Waspada Pascatumbangnya Silicon Valley Bank di Amerika
Mohammad Faizal
Rabu, 15 Maret 2023, 15:45 WIB
Kolapsnya Silicon Valley Bank serta dua bank lainnya di Amerika Serikat (AS) memicu alarm tanda bahaya yang diwaspadai banyak negara, termasuk Indonesia.
Kolapsnya SVB Picu Saham-saham Perbankan Global Berjatuhan
Foto/Reuters
Saham perbankan di Asia dan Eropa merosot tajam saat Silicon Valley Bank (SVB) dan Signature Bank yang berbasis di Amerika Serikat (AS) kolaps. Pelemahan saham bank global terjadi, meski Presiden AS Joe Biden telah memberikan jaminan bahwa sistem keuangan Negeri Paman Sam itu aman dari dampak runtuhnya dua bank tersebut.
Tak kepalang tanggung, Presiden AS berjanji bakal melakukan "apa pun yang diperlukan" untuk melindungi sistem perbankan. Kendati demikian, investor tetap khawatir lembaga pemberi pinjaman lain mungkin masih bisa terkena dampaknya.
Pada hari Selasa, indeks saham Topix Banks Jepang turun lebih dari 7%, menempatkannya dalam jalur terburuknya lebih dari tiga tahun.
Saham Mitsubishi UFJ Financial Group, pemberi pinjaman terbesar di Jepang berdasarkan aset juga ambruk 8,1% pada perdagangan Asia tengah hari tadi. Sementara itu pada hari Senin, kemarin tercatat harga saham Santander Spanyol dan Commerzbank Jerman turun lebih dari 10% dalam satu sesi.

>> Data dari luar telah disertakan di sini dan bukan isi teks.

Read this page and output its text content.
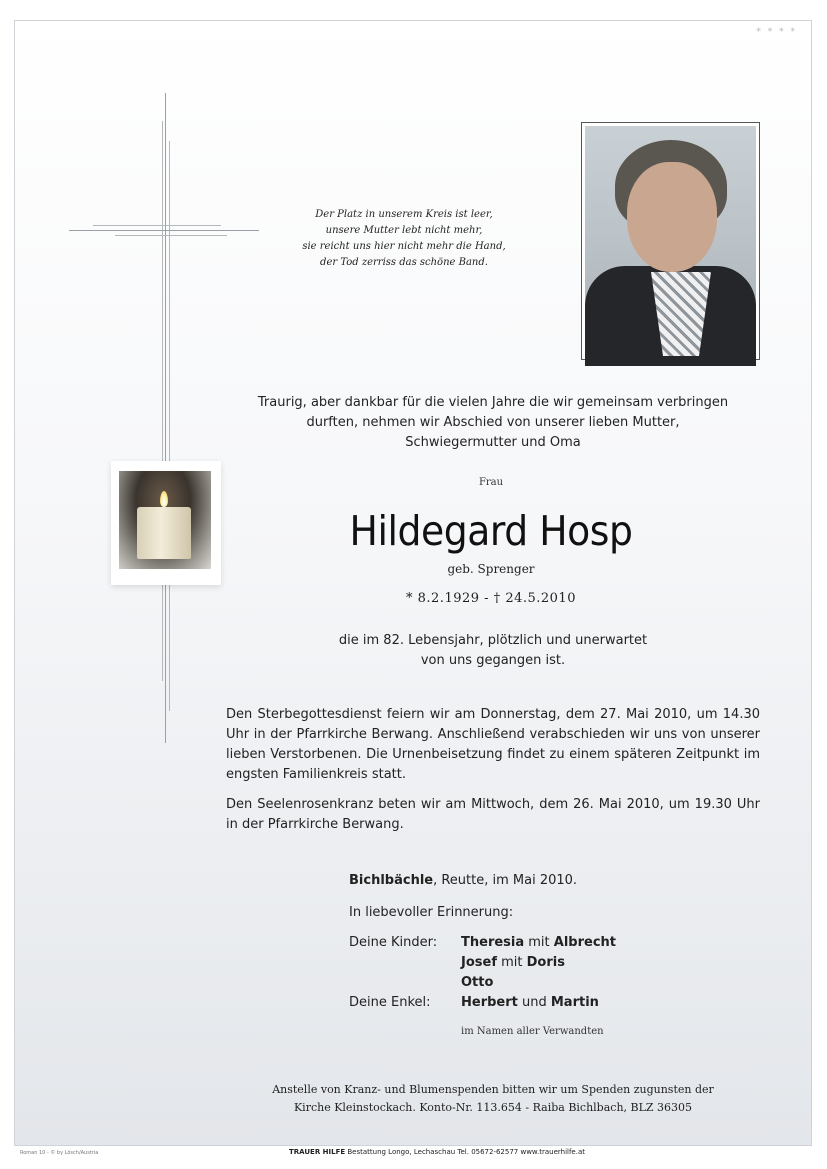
* * * *
Der Platz in unserem Kreis ist leer,
unsere Mutter lebt nicht mehr,
sie reicht uns hier nicht mehr die Hand,
der Tod zerriss das schöne Band.
Traurig, aber dankbar für die vielen Jahre die wir gemeinsam verbringen
durften, nehmen wir Abschied von unserer lieben Mutter,
Schwiegermutter und Oma
Frau
Hildegard Hosp
geb. Sprenger
* 8.2.1929 - † 24.5.2010
die im 82. Lebensjahr, plötzlich und unerwartet
von uns gegangen ist.

Den Sterbegottesdienst feiern wir am Donnerstag, dem 27. Mai 2010, um 14.30 Uhr in der Pfarrkirche Berwang. Anschließend verabschieden wir uns von unserer lieben Verstorbenen. Die Urnenbeisetzung findet zu einem späteren Zeitpunkt im engsten Familienkreis statt.

Den Seelenrosenkranz beten wir am Mittwoch, dem 26. Mai 2010, um 19.30 Uhr in der Pfarrkirche Berwang.

Bichlbächle, Reutte, im Mai 2010.
In liebevoller Erinnerung:
Deine Kinder: Theresia mit Albrecht
Josef mit Doris
Otto
Deine Enkel: Herbert und Martin
im Namen aller Verwandten
Anstelle von Kranz- und Blumenspenden bitten wir um Spenden zugunsten der
Kirche Kleinstockach. Konto-Nr. 113.654 - Raiba Bichlbach, BLZ 36305
TRAUER HILFE Bestattung Longo, Lechaschau Tel. 05672-62577 www.trauerhilfe.at
Roman 10 - © by Lösch/Austria
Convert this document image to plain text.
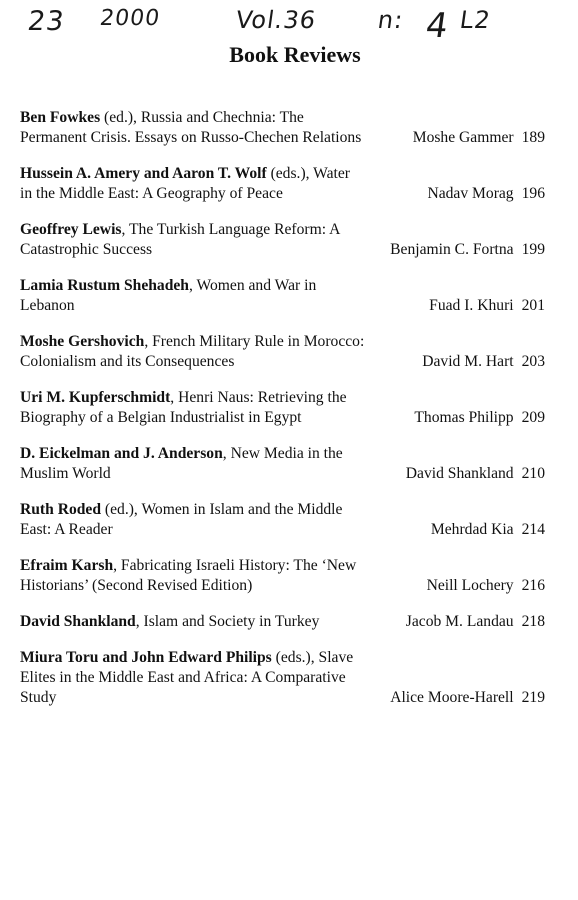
23 2000	Vol.36 n: 4 L2
Book Reviews
Ben Fowkes (ed.), Russia and Chechnia: The Permanent Crisis. Essays on Russo-Chechen Relations	Moshe Gammer 189
Hussein A. Amery and Aaron T. Wolf (eds.), Water in the Middle East: A Geography of Peace	Nadav Morag 196
Geoffrey Lewis, The Turkish Language Reform: A Catastrophic Success	Benjamin C. Fortna 199
Lamia Rustum Shehadeh, Women and War in Lebanon	Fuad I. Khuri 201
Moshe Gershovich, French Military Rule in Morocco: Colonialism and its Consequences	David M. Hart 203
Uri M. Kupferschmidt, Henri Naus: Retrieving the Biography of a Belgian Industrialist in Egypt	Thomas Philipp 209
D. Eickelman and J. Anderson, New Media in the Muslim World	David Shankland 210
Ruth Roded (ed.), Women in Islam and the Middle East: A Reader	Mehrdad Kia 214
Efraim Karsh, Fabricating Israeli History: The ‘New Historians’ (Second Revised Edition)	Neill Lochery 216
David Shankland, Islam and Society in Turkey	Jacob M. Landau 218
Miura Toru and John Edward Philips (eds.), Slave Elites in the Middle East and Africa: A Comparative Study	Alice Moore-Harell 219
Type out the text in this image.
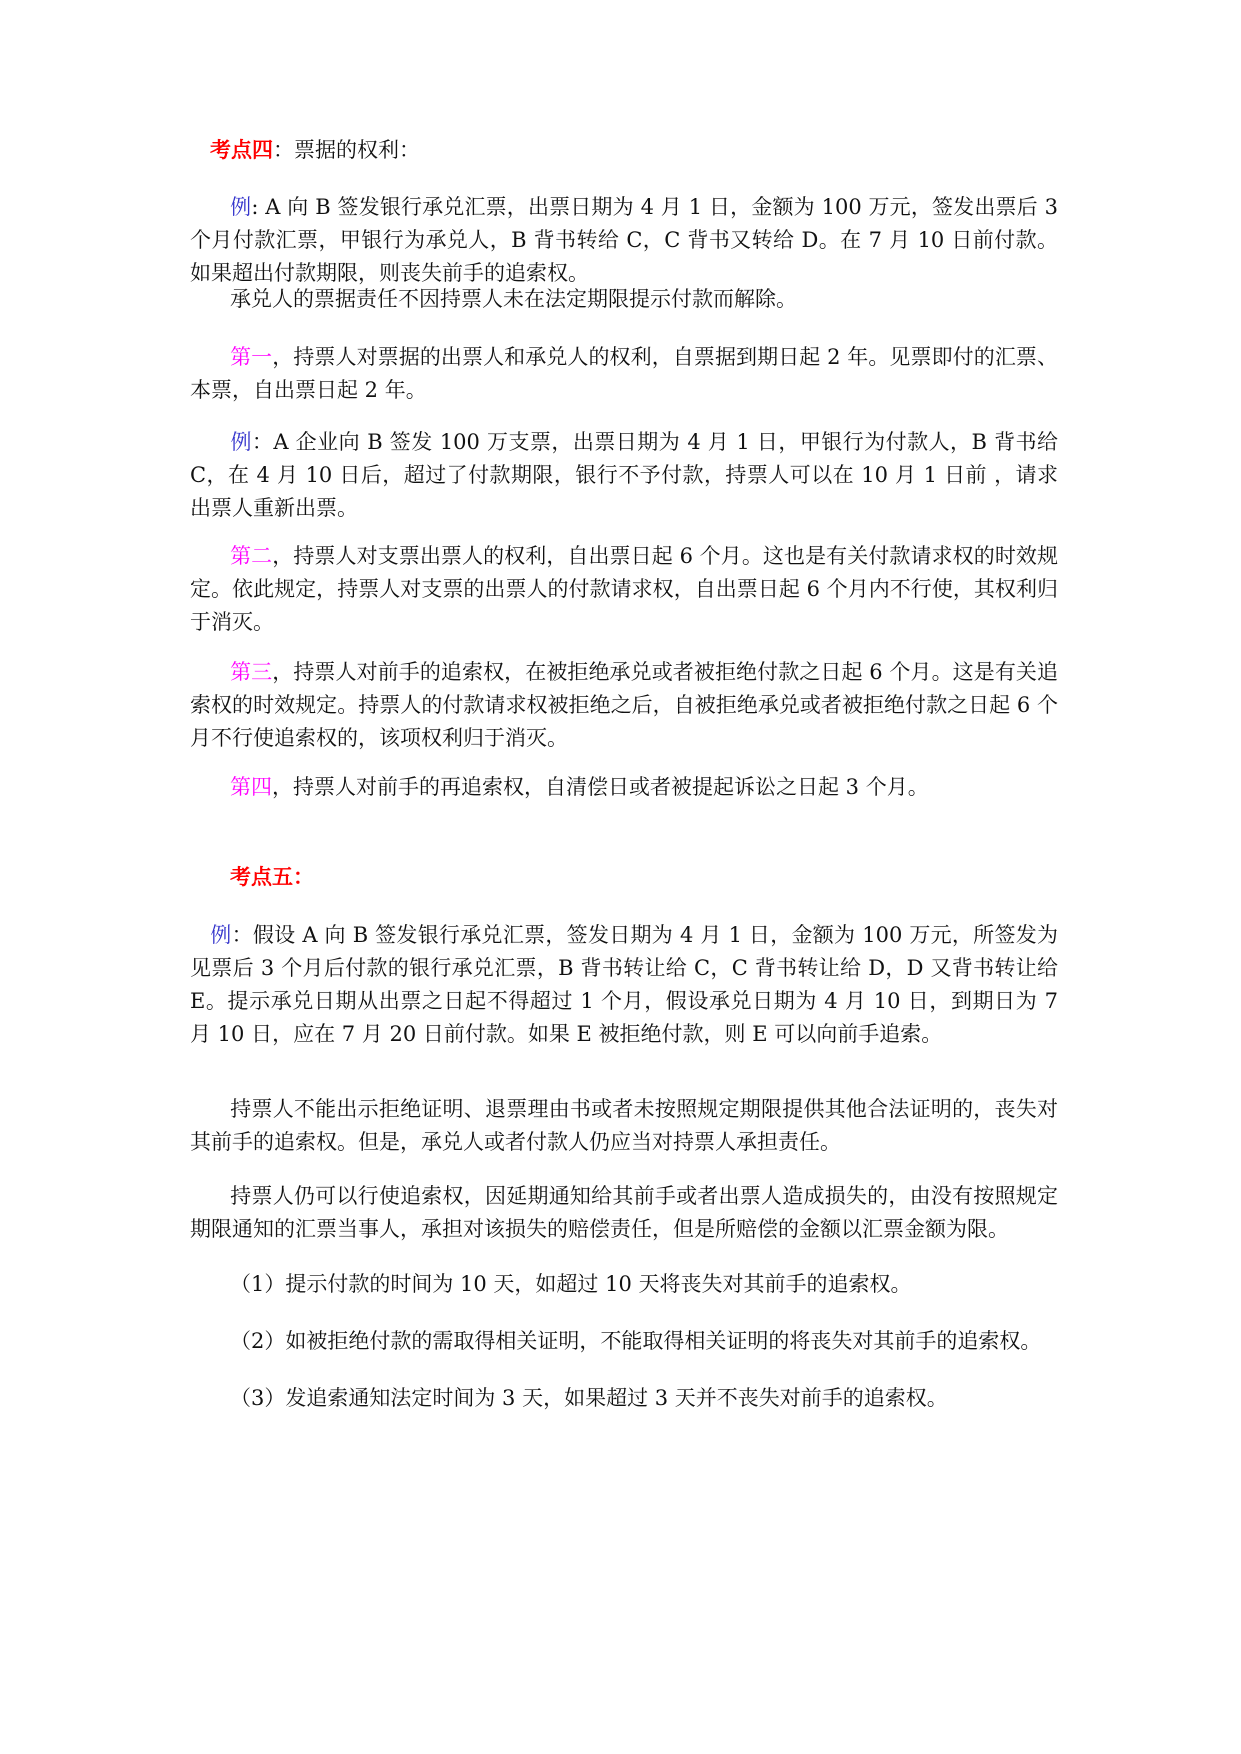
考点四：票据的权利：
例: A 向 B 签发银行承兑汇票，出票日期为 4 月 1 日，金额为 100 万元，签发出票后 3 个月付款汇票，甲银行为承兑人，B 背书转给 C，C 背书又转给 D。在 7 月 10 日前付款。如果超出付款期限，则丧失前手的追索权。
承兑人的票据责任不因持票人未在法定期限提示付款而解除。
第一，持票人对票据的出票人和承兑人的权利，自票据到期日起 2 年。见票即付的汇票、本票，自出票日起 2 年。
例：A 企业向 B 签发 100 万支票，出票日期为 4 月 1 日，甲银行为付款人，B 背书给 C，在 4 月 10 日后，超过了付款期限，银行不予付款，持票人可以在 10 月 1 日前 ，请求出票人重新出票。
第二，持票人对支票出票人的权利，自出票日起 6 个月。这也是有关付款请求权的时效规定。依此规定，持票人对支票的出票人的付款请求权，自出票日起 6 个月内不行使，其权利归于消灭。
第三，持票人对前手的追索权，在被拒绝承兑或者被拒绝付款之日起 6 个月。这是有关追索权的时效规定。持票人的付款请求权被拒绝之后，自被拒绝承兑或者被拒绝付款之日起 6 个月不行使追索权的，该项权利归于消灭。
第四，持票人对前手的再追索权，自清偿日或者被提起诉讼之日起 3 个月。
考点五：
例：假设 A 向 B 签发银行承兑汇票，签发日期为 4 月 1 日，金额为 100 万元，所签发为见票后 3 个月后付款的银行承兑汇票，B 背书转让给 C，C 背书转让给 D，D 又背书转让给 E。提示承兑日期从出票之日起不得超过 1 个月，假设承兑日期为 4 月 10 日，到期日为 7 月 10 日，应在 7 月 20 日前付款。如果 E 被拒绝付款，则 E 可以向前手追索。
持票人不能出示拒绝证明、退票理由书或者未按照规定期限提供其他合法证明的，丧失对其前手的追索权。但是，承兑人或者付款人仍应当对持票人承担责任。
持票人仍可以行使追索权，因延期通知给其前手或者出票人造成损失的，由没有按照规定期限通知的汇票当事人，承担对该损失的赔偿责任，但是所赔偿的金额以汇票金额为限。
（1）提示付款的时间为 10 天，如超过 10 天将丧失对其前手的追索权。
（2）如被拒绝付款的需取得相关证明，不能取得相关证明的将丧失对其前手的追索权。
（3）发追索通知法定时间为 3 天，如果超过 3 天并不丧失对前手的追索权。
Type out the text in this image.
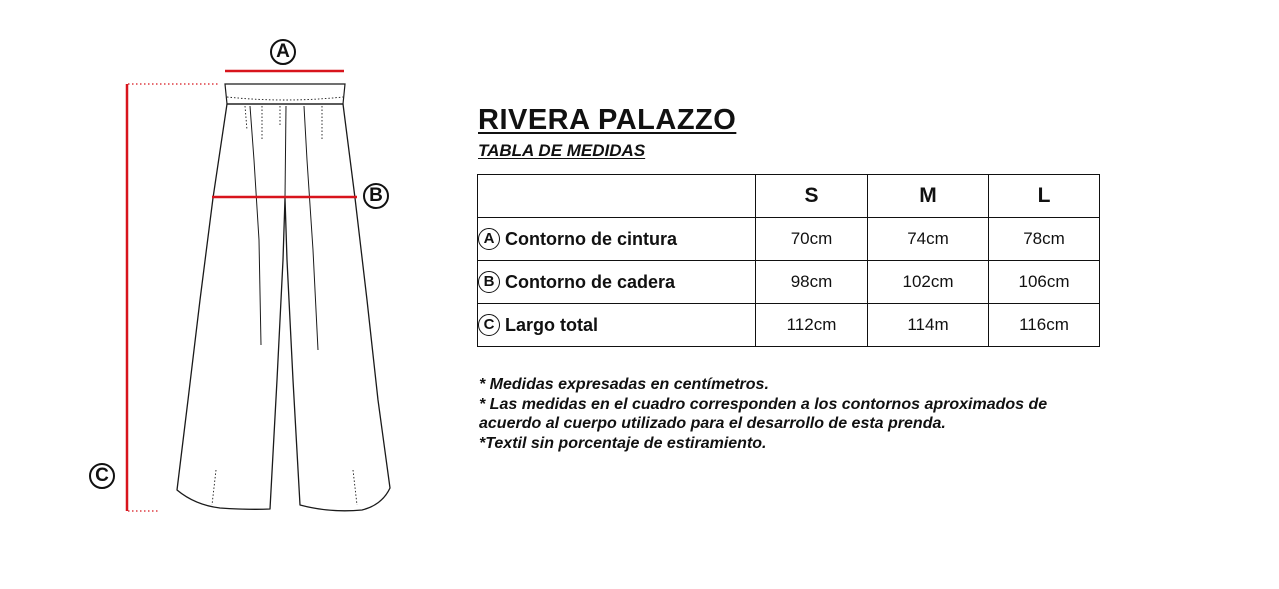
A
B
C
RIVERA PALAZZO
TABLA DE MEDIDAS
	S	M	L
A Contorno de cintura	70cm	74cm	78cm
B Contorno de cadera	98cm	102cm	106cm
C Largo total	112cm	114m	116cm

* Medidas expresadas en centímetros.

* Las medidas en el cuadro corresponden a los contornos aproximados de acuerdo al cuerpo utilizado para el desarrollo de esta prenda.

*Textil sin porcentaje de estiramiento.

Sedangkan serangkaian bank AS yang lebih kecil menderita kerugian yang lebih buruk daripada rekan-rekan mereka di Eropa, meskipun meyakinkan pelanggan bahwa mereka memiliki likuiditas yang lebih dari cukup untuk melindungi diri dari guncangan.
Volatilitas telah menyebabkan spekulasi bahwa Federal Reserve atau bank sentral AS sekarang akan menghentikan sementara rencananya untuk terus menaikkan suku bunga, yang dirancang untuk menjinakkan inflasi.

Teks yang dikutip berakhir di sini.